Cathedral - an excerpt
The background is dappled with a thousand blurred flames glowing through red votive glass. I walk into the pew and stand next to the woman kneeling with fingers in a prayer weave, wrists resting against the seat back in front of her. She looks ahead. Not at me. Lips fused. A spreading fervor seems to shed from the center of her eyes.
“Ms. Ortiz?” I say it again, just above a whisper. I do not want to be here. I don’t want to be standing here with all these blurred candles and the gilded cross hanging above us. I look down at the woman and wait. Then I let out a steady heaving breath, which propels my feet. I turn and walk away.
“The cross hangs there for all of us.” I hear her say it. It’s her whispered tease to stop my feet. And it works. But I want to keep walking - to leave all of this behind me. I shouldn’t have come at all. It’s over. This is all fucking over. I don’t like this woman. I like her family even less. I loathe them. And I loathe this stupid cathedral.
“Yeah? How’s that?” I speak. I refrain from making more audible huffs.
“Your bible says they came together to be admonished and to admonish each other. I think that’s remarkable.”
“My bible?” I think she must hear my impatience. I don’t think she cares.
“Your Mormon bible, yes.” She continues looking to the gold-gilded cross, studded with rubies and who knows what other gaudy crap. Blood money.
“We believe in the bible. I guess you mean the Book of Mormon.” I force politeness into my tone.
“They came together to be admonished and to admonish each other. They use the word ‘equality’ a few times in your Mormon bible.” She bows her head and kisses the rosary between her thumbs. And looks up again.
“Yeah? Okay. Ms. Ortiz, do you remember me?”
“And they established much peace in the land. And they came together to admonish and to be admonished by one another.”
“I knew your son. You remember, right?” I really want to get the hell out of here. Fuck your ‘admonish and be admonished.’ Just look at me, for fuck sake. I have an involuntary vision of grabbing that damned giant crucifix and smashing out every last one of those stupid blurry candles with many many satisfying hammer moves and then crashing the whole thing through the stained glass window.

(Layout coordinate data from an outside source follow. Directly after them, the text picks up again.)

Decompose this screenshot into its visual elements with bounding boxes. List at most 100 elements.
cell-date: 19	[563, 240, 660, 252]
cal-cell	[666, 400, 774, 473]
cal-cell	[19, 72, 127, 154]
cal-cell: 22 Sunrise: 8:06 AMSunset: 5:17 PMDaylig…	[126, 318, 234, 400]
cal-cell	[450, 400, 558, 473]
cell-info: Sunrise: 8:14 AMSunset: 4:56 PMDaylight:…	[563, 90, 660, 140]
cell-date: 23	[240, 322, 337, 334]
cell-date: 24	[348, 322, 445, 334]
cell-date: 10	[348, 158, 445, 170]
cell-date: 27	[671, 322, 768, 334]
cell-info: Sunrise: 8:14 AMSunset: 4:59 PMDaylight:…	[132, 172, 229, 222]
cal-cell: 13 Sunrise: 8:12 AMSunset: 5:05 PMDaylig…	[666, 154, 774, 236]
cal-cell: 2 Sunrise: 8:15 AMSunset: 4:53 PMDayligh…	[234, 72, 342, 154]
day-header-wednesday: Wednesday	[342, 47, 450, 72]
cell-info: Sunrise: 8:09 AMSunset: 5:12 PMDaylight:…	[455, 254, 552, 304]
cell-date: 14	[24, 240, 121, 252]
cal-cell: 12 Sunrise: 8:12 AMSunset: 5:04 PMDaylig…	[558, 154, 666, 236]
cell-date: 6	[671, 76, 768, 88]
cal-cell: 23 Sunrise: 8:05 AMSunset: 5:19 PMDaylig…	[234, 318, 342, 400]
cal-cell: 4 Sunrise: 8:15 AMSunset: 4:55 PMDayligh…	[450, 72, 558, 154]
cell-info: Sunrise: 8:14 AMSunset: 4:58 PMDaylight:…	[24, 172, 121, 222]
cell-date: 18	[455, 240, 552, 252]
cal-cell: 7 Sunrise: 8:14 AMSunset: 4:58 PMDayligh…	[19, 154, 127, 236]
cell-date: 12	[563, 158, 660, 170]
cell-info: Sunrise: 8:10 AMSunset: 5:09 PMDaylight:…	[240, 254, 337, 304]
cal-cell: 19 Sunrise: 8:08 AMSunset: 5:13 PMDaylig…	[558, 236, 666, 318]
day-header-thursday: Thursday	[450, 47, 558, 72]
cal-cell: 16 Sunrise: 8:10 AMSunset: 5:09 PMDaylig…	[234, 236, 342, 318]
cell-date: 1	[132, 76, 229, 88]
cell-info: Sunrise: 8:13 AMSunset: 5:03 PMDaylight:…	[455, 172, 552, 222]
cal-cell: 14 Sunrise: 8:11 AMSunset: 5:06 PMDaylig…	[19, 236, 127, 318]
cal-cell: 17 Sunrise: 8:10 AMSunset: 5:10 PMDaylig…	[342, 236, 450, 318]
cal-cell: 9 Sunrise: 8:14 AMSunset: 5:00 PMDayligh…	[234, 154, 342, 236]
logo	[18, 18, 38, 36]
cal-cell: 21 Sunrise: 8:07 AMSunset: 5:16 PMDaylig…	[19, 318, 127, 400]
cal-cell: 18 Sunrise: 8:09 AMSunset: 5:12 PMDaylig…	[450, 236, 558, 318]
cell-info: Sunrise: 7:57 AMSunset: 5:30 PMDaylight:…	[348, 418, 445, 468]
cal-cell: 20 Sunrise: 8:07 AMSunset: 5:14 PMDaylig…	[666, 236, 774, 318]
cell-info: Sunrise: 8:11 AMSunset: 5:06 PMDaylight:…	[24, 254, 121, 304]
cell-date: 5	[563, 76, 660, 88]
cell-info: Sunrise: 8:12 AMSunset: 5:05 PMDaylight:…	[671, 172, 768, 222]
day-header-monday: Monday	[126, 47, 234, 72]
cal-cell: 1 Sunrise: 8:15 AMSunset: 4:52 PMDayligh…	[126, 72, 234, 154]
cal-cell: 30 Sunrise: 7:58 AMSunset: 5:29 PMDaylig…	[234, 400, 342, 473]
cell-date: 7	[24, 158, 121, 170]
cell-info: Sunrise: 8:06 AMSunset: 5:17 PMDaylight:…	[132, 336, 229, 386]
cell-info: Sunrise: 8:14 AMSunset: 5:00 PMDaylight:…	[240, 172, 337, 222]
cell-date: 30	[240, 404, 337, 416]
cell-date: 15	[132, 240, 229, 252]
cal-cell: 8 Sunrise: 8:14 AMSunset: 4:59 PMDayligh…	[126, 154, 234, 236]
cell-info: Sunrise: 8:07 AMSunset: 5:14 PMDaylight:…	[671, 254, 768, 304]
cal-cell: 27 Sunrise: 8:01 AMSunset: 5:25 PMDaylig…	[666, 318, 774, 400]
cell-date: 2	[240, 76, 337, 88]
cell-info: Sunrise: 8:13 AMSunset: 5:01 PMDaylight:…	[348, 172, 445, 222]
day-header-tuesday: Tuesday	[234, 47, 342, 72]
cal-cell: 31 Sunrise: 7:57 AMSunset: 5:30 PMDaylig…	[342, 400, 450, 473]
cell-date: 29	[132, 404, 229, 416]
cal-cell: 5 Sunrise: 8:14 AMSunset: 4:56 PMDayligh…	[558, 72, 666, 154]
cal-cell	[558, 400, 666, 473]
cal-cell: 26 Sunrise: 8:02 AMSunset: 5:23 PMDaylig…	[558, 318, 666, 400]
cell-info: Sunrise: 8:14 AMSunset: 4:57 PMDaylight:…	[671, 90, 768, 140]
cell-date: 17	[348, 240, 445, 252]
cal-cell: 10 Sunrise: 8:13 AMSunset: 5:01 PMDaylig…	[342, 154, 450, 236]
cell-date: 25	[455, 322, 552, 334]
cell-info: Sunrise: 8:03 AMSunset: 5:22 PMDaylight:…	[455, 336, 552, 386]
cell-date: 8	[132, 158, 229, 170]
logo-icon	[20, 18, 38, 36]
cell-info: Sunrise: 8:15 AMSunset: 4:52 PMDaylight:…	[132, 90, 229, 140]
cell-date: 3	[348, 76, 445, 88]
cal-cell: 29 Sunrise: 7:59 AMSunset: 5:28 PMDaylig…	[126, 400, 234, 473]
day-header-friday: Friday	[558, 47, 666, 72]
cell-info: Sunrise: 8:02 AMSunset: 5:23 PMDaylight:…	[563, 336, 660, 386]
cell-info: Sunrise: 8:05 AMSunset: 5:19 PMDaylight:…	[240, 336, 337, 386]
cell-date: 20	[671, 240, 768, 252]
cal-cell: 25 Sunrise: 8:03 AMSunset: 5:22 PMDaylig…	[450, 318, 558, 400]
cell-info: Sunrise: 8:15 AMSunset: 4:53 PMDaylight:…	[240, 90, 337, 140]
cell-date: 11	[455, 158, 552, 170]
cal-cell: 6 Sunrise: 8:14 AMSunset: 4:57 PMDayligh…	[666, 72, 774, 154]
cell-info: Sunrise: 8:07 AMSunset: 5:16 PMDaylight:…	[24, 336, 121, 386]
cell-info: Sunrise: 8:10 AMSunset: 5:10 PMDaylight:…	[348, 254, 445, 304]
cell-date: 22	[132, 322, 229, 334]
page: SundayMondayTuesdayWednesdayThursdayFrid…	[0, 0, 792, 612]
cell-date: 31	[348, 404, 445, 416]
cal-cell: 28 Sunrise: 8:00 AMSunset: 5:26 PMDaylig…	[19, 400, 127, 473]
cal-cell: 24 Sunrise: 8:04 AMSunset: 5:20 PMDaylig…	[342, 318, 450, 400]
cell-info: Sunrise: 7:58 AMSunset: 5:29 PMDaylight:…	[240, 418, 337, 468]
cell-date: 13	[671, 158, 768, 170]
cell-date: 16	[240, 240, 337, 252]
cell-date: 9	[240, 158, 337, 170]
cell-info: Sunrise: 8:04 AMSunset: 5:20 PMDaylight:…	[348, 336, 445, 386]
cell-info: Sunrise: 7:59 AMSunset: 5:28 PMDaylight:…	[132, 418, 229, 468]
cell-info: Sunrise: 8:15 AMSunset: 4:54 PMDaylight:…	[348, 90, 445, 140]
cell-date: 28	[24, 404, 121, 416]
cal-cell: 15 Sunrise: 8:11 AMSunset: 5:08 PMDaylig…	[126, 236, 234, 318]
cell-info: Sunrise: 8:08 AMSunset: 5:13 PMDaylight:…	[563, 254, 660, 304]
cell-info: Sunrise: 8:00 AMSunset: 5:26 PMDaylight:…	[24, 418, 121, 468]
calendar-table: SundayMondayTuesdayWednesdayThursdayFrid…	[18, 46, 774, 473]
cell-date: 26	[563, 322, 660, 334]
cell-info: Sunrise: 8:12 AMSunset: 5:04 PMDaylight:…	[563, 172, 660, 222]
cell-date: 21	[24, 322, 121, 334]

She grabs the back of the pew and pushes herself erect. And hobbles over to me, then rotates to look at the bench where she had just been. “A Korean woman came in with her baby son just before you arrived. She sat next to me. She said that she and her husband had just ordered seven chickens to put in their yard. What a sweet boy she had sitting just there. Right there next to me. He smiled up at me with his beautiful chubby face….” Her voice cracks and she palms her cheek with one hand.
“I know who you are, Edmund. You knew my son.”